Treacle Walker is dedicated to “MGS”, which is Manchester Grammar School, at which Garner won a place by passing his 11-plus. It was an experience that would lead to Oxford (although he left without completing his classics degree) and also to alienation from his family and his community. “You become a pariah to your own family and a temporary gentleman to society,” says Garner. “There’s a dreadful isolation it produces, in the removal from a working-class background into an academic background. It leaves the individual stranded.”
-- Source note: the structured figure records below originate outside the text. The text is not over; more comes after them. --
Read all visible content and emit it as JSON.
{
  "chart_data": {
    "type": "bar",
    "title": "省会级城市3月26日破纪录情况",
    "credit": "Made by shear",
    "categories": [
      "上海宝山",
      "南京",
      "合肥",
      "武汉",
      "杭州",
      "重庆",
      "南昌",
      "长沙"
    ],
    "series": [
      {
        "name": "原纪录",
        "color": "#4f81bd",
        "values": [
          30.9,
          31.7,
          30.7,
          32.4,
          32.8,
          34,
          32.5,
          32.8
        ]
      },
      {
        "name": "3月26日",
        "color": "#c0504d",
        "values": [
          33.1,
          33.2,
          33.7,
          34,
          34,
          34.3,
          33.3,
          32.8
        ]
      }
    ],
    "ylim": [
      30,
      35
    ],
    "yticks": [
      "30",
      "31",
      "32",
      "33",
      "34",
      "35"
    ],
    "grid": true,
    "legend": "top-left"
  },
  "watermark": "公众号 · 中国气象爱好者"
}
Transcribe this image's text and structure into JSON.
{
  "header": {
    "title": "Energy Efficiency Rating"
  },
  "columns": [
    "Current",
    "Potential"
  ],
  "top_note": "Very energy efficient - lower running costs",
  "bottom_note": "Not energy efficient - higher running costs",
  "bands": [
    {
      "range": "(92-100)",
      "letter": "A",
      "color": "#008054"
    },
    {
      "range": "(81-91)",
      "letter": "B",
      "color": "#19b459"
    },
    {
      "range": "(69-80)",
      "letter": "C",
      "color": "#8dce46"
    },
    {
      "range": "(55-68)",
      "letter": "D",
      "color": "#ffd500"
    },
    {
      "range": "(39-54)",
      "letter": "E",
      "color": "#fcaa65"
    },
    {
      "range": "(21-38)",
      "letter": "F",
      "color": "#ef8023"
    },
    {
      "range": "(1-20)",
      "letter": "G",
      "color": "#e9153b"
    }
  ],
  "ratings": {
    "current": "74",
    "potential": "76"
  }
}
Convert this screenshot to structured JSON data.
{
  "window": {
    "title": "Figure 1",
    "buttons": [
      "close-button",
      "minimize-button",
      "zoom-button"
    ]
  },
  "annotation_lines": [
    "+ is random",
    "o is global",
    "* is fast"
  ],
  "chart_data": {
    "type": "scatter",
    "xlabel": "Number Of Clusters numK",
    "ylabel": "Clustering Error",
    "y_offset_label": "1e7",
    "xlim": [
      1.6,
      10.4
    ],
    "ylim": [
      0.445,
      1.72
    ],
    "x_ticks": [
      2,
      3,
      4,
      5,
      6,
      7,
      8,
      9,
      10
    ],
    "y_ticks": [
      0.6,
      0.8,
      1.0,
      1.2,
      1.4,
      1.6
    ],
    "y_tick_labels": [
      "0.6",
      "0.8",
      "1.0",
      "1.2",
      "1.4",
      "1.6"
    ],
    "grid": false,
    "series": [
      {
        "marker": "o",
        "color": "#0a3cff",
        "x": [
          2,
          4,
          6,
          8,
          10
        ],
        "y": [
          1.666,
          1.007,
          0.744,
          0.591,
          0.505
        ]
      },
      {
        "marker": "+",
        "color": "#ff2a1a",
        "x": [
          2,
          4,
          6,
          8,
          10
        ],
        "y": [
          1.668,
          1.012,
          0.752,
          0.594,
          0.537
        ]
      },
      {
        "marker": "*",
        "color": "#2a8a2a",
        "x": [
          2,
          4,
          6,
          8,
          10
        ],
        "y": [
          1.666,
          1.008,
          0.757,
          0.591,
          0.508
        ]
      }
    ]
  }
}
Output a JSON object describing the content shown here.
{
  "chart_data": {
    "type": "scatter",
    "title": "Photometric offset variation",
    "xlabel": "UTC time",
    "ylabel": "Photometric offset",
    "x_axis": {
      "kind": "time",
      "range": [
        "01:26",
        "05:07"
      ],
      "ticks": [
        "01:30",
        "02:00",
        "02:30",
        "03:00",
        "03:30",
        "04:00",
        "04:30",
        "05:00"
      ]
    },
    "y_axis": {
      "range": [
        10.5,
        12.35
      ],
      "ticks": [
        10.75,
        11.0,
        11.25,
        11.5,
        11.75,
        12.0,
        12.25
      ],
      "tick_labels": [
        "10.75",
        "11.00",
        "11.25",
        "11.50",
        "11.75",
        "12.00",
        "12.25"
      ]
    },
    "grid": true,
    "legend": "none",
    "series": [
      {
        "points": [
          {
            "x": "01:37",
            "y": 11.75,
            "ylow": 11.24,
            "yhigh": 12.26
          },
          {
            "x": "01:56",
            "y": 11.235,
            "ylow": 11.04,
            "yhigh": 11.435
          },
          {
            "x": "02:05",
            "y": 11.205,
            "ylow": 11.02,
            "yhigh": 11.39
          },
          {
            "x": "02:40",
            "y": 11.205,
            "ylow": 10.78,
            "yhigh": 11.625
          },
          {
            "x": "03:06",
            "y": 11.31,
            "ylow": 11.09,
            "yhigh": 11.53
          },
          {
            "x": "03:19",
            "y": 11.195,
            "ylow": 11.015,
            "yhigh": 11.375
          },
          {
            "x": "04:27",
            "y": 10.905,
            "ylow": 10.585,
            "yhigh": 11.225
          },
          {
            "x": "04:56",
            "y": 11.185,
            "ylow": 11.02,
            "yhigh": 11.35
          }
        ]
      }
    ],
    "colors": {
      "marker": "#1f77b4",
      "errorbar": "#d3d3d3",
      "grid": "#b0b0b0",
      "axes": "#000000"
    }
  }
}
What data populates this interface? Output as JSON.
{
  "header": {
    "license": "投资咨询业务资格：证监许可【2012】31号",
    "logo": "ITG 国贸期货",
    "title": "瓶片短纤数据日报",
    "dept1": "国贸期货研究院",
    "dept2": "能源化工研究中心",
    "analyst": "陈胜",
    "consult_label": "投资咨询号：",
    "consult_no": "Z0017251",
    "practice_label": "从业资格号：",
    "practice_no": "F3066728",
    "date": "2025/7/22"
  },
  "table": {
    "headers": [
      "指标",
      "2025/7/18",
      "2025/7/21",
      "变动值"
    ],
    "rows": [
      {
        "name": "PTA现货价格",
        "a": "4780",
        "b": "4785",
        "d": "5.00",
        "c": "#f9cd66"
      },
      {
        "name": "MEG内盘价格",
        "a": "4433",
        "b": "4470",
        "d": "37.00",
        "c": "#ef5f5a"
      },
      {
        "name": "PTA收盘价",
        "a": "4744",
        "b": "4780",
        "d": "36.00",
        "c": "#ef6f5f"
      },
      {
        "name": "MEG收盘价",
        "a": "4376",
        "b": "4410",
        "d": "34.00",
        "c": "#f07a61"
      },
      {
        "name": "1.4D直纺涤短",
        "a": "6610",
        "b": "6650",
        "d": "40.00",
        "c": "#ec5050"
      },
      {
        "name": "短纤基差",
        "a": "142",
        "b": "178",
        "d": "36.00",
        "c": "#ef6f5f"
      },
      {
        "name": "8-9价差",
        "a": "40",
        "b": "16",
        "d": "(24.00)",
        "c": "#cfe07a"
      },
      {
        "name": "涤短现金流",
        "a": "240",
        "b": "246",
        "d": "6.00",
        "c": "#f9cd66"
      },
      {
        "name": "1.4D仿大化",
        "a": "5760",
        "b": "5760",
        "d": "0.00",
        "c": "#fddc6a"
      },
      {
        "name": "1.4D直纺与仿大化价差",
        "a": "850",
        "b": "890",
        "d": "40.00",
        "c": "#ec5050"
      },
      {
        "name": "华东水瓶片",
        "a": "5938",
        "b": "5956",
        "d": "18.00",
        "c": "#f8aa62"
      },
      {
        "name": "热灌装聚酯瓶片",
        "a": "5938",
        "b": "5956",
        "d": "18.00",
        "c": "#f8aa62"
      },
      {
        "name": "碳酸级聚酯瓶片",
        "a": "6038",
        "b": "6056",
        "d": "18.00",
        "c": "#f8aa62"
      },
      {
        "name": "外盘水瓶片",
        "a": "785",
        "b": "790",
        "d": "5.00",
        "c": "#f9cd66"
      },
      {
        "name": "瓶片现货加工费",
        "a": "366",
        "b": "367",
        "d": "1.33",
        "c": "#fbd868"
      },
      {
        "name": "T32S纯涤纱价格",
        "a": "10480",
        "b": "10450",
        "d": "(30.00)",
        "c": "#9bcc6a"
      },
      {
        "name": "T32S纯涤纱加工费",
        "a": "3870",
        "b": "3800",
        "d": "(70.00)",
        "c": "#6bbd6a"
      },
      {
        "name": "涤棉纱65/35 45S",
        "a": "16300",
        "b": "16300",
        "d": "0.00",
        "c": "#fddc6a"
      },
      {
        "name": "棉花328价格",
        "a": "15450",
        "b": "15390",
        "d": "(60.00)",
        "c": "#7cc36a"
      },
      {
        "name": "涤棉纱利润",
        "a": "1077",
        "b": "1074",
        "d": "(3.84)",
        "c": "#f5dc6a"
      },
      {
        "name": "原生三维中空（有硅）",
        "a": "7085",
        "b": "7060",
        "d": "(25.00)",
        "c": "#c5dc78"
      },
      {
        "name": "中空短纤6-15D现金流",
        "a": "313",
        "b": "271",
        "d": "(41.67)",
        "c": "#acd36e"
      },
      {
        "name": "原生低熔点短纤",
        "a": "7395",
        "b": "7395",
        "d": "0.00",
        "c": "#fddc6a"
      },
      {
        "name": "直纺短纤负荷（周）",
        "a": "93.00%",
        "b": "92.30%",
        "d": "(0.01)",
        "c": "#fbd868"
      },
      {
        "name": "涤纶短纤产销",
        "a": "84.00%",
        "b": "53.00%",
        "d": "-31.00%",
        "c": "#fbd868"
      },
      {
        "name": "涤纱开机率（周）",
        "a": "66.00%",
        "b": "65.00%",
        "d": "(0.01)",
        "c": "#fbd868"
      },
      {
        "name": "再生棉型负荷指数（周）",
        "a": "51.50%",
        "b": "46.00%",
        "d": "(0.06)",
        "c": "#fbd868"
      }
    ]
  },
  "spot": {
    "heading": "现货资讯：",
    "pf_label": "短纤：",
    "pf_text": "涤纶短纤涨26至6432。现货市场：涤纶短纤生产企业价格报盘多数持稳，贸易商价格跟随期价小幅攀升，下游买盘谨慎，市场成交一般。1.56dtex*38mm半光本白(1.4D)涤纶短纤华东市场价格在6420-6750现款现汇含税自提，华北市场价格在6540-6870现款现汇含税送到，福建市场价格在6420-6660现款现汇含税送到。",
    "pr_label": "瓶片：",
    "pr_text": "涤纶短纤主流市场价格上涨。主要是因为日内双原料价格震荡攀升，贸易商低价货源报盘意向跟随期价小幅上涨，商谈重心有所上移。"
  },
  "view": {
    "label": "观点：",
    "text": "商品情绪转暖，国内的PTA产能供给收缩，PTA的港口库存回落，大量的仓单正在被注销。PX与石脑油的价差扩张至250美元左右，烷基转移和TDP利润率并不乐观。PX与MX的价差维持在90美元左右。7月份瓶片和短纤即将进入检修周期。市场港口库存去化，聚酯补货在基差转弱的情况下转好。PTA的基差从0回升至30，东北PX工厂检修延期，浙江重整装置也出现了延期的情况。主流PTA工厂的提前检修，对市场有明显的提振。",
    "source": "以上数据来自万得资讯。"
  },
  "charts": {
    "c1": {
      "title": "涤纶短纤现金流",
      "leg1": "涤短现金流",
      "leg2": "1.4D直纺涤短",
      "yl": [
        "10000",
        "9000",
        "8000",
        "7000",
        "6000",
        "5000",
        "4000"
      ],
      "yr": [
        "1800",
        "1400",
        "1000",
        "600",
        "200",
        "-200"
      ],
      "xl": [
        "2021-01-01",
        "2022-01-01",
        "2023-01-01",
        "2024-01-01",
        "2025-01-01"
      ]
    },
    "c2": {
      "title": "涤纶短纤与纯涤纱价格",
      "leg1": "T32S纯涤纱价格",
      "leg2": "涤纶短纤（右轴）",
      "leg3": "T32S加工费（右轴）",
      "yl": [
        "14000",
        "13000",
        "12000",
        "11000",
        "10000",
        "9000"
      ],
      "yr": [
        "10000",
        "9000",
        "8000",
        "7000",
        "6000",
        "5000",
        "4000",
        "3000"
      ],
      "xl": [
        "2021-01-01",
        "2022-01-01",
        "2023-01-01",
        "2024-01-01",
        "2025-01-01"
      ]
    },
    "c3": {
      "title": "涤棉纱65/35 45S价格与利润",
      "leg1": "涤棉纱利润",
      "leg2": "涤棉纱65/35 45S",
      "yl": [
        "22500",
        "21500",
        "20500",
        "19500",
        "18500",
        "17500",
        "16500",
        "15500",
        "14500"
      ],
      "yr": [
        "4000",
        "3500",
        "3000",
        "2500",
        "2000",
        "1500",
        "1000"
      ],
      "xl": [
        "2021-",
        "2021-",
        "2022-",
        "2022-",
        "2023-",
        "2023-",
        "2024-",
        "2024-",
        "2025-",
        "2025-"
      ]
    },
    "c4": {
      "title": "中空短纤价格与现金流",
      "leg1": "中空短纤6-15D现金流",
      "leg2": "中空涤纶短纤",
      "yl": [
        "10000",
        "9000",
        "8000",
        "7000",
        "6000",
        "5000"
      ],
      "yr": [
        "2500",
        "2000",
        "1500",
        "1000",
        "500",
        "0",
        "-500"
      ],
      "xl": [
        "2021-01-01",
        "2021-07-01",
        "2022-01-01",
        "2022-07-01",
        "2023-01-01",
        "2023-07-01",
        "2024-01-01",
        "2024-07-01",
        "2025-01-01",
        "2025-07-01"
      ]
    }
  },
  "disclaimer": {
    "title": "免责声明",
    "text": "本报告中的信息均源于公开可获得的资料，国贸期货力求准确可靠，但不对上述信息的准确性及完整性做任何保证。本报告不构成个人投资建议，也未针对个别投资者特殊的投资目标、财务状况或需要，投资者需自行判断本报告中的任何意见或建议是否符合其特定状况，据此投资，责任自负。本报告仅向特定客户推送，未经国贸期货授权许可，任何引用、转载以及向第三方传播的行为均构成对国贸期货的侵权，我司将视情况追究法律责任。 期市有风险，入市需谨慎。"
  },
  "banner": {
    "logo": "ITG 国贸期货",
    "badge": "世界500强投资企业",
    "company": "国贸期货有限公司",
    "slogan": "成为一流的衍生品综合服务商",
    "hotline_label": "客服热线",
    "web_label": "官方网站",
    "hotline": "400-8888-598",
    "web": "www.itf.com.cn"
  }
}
Without Manchester Grammar School, however, Garner feels it is unlikely he would have written any of his novels, from Elidor and Red Shift to Thursbitch, Strandloper and Treacle Walker. “MGS is the point without which I would never have been able to write,” he says. “Joseph Coppock is the me I could have become if I’d not had the severe academic training that I did. Treacle Walker is what I could have become if I hadn’t jumped ship at Oxford and got off the road to academia.”

This time round, he has no intention of saying this is his last book. “I’m feeling just a slight queasiness,” he says. “I don’t want to have a brilliant idea at 87 – but I’m afraid there’s one tickling.”